WORKDIR /go/src/sigs.k8s.io/metrics-server
COPY go.mod .
COPY go.sum .
RUN go mod download

COPY pkg pkg
COPY cmd cmd
COPY Makefile Makefile
...
RUN make metrics-server
...
ENTRYPOINT ["/metrics-server"]
metrics-server: $(SRC_DEPS)
	GOARCH=$(ARCH) CGO_ENABLED=0 go build -ldflags "$(LDFLAGS)" -o metrics-server sigs.k8s.io/metrics-server/cmd/metrics-server

在上面Makefile可以看到,go build的來源是metrics-server下的cmd/metrics-server,該目錄下的metrics-server.go執行在cmd/metrics-server/app中定義的cobra指令。

import (
	...
	"sigs.k8s.io/metrics-server/cmd/metrics-server/app"
)
func main() {
	...
	cmd := app.NewMetricsServerCommand(genericapiserver.SetupSignalHandler())
	cmd.Flags().AddGoFlagSet(flag.CommandLine)
	if err := cmd.Execute(); err != nil {
		panic(err)
	}
}

cmd/metrics-server/app/metrics-server.go中的NewMetricsServerCommand()function用到cmd/metrics-server/app/options/options.go中定義的NewOptions() function。定義metrics-server需要用到的設定Options struct,該設定會傳給runCommand() function最後透過cobra的Execute() method執行。

import (
	...
	"sigs.k8s.io/metrics-server/cmd/metrics-server/app/options"
)
// NewMetricsServerCommand provides a CLI handler for the metrics server entrypoint
func NewMetricsServerCommand(stopCh <-chan struct{}) *cobra.Command {
	opts := options.NewOptions()

	cmd := &cobra.Command{
		Short: "Launch metrics-server",
		Long:  "Launch metrics-server",
		RunE: func(c *cobra.Command, args []string) error {
			if err := runCommand(opts, stopCh); err != nil {
				return err
			}
			return nil
		},
	}
	...
	return cmd
}

下面的ServerConfig method回傳定義在pkg/server中定義的Config struct,會被當作web service需要的參數最後在Complete() method中回傳Server struct,即是metrics-server自身的web server,一直執行該server直到收到stop signal為止,這樣程式的進入點就結束了,接著細部看各項server設定以及metrics用到的struct。

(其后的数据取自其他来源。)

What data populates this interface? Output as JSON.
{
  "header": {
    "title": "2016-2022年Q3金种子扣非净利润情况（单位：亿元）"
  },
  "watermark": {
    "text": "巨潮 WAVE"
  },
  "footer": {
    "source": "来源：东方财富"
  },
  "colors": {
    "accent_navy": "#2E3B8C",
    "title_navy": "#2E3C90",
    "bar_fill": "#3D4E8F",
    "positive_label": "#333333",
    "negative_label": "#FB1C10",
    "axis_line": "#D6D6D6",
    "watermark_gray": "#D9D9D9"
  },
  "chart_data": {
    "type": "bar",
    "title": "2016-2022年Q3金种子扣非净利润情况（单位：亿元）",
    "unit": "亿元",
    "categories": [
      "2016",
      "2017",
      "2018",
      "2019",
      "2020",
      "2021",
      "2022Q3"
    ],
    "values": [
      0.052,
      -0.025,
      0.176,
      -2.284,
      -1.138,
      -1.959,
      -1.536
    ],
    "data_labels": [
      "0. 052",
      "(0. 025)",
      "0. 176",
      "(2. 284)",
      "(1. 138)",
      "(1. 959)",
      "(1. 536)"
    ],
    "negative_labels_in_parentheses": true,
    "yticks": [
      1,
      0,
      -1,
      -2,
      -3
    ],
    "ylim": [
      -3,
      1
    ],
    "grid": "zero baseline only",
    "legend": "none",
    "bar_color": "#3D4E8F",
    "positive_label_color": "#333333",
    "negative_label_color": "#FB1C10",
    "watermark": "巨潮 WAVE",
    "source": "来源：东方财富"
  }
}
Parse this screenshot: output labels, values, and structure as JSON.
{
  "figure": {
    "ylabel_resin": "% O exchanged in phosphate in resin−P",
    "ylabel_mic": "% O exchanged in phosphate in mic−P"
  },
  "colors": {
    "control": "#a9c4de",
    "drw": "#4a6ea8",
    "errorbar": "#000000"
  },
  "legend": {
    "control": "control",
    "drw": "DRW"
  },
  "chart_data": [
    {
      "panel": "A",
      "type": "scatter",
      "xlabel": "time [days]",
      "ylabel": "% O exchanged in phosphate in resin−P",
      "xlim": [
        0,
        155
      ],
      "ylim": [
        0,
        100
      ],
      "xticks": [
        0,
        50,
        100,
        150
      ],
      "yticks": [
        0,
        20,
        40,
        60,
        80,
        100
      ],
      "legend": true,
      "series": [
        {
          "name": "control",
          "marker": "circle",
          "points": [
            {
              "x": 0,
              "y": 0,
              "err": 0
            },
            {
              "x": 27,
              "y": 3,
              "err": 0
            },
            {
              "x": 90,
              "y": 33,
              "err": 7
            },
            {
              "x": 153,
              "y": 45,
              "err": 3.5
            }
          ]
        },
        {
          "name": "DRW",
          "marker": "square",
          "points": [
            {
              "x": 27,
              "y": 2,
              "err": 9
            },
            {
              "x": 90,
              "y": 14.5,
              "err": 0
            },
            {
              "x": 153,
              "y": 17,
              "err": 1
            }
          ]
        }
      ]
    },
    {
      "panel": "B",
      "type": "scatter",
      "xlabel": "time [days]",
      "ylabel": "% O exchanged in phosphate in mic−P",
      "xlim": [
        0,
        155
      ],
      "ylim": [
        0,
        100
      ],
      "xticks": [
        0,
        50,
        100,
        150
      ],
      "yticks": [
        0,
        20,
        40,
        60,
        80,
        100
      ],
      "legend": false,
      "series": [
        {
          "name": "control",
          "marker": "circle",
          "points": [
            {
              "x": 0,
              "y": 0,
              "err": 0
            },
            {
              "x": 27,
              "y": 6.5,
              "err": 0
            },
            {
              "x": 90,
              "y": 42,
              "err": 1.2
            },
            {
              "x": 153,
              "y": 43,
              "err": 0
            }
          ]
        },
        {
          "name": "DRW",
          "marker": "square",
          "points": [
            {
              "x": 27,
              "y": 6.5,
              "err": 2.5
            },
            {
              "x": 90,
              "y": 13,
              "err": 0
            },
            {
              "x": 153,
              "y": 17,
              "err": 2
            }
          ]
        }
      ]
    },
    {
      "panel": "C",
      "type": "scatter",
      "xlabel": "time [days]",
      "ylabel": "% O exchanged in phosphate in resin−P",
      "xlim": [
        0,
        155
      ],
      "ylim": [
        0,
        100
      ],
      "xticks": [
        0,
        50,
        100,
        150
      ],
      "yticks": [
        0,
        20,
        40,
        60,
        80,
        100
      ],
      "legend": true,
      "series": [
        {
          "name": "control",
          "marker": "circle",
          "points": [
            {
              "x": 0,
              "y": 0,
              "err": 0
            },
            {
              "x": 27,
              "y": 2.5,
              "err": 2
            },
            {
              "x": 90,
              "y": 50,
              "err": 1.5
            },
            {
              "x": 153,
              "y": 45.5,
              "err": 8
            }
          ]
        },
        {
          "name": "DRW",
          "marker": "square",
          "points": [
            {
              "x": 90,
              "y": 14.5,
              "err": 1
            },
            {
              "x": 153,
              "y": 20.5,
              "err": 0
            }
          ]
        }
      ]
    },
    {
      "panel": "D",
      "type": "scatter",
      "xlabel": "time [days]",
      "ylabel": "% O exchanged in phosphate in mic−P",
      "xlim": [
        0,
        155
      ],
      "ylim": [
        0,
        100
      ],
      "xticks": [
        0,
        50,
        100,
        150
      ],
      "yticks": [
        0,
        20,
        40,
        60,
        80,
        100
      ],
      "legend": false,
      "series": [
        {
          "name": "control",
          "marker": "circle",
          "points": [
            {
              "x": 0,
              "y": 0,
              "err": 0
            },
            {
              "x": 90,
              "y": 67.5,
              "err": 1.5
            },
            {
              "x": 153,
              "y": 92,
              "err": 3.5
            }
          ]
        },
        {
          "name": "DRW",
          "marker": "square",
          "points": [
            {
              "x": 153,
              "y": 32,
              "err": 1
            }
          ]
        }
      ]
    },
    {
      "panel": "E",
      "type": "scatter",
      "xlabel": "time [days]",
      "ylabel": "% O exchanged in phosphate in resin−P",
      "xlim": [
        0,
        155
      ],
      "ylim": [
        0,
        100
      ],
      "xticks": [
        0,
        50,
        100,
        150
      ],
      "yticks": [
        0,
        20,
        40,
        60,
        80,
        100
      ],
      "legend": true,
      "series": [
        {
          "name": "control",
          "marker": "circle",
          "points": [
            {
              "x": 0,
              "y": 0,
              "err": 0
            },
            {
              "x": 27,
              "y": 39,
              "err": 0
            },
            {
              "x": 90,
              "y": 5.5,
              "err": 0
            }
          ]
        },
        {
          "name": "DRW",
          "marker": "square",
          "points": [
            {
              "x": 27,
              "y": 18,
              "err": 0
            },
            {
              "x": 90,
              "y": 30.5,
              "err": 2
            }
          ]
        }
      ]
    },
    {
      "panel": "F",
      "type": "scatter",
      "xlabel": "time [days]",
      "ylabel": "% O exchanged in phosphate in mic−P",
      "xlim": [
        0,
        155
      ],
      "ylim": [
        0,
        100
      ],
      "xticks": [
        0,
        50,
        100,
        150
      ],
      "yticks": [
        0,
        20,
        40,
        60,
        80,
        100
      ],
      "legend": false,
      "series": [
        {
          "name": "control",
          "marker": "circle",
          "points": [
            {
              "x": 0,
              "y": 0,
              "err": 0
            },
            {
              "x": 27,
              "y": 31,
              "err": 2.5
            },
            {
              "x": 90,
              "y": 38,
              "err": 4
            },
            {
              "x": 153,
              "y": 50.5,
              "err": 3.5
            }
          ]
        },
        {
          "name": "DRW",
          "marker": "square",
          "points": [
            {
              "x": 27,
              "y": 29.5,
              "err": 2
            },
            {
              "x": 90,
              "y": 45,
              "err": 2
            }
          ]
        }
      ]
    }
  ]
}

func runCommand(o *options.Options, stopCh <-chan struct{}) error {
	...
	config, err := o.ServerConfig()
	...
	s, err := config.Complete()
	...
	return s.RunUntil(stopCh)
}

metrics基本物件

Server參數

前面有提過NewOptions() function會回傳Options struct,裡面有MetricResolution,該項目定義了metrics-server多久抓一次在node及pod中的metrics,預設是60秒抓一次。

func NewOptions() *Options {
	return &Options{
		...
		KubeletClient:  NewKubeletClientOptions(),

		MetricResolution: 60 * time.Second,
	}
}
type Options struct {
	...
	KubeletClient  *KubeletClientOptions

	MetricResolution time.Duration
	...
}

runCommand()function中會使用ServerConfig()method建立Config,MetricResolution即是剛才在Options中定義的,ScrapeTimeout是抓取後隔多久會發生timeout的情形,預設是MetricResolution*0.9。

func (o Options) ServerConfig() (*server.Config, error) {
	...
	return &server.Config{
		...
		MetricResolution: o.MetricResolution,
		ScrapeTimeout:    time.Duration(float64(o.MetricResolution) * 0.90), // scrape timeout is 90% of the scrape interval
	}, nil
}
type Config struct {
	Apiserver        *genericapiserver.Config
	Rest             *rest.Config
	Kubelet          *client.KubeletClientConfig
	MetricResolution time.Duration
	ScrapeTimeout    time.Duration
}

metrics抓取物件

scraper是真正向node以及pods抓取metrics的必要物件,裡面有一項是實現了KubeletMetricsInterfacekubeletClient,另外的scrapeTimeout即是前面Config struct的ScrapeTimeout,scraper會每隔scrapeTimeout定時透過kubeletClient跟kubelet要資料。

type scraper struct {
	nodeLister    v1listers.NodeLister
	kubeletClient client.KubeletMetricsInterface
	scrapeTimeout time.Duration
}

MetricsBatch是scraper抓到metrics後回傳的物V,包含了針對node以及pod的metrics,Nodes是node名稱映到MetricsPoint的map;Pods是namespace映到container名稱再映到MetricsPoint的map。MetricsPoint包含CumulativeCpuUsedMemoryUsage兩個CPU以及Memory的使用率。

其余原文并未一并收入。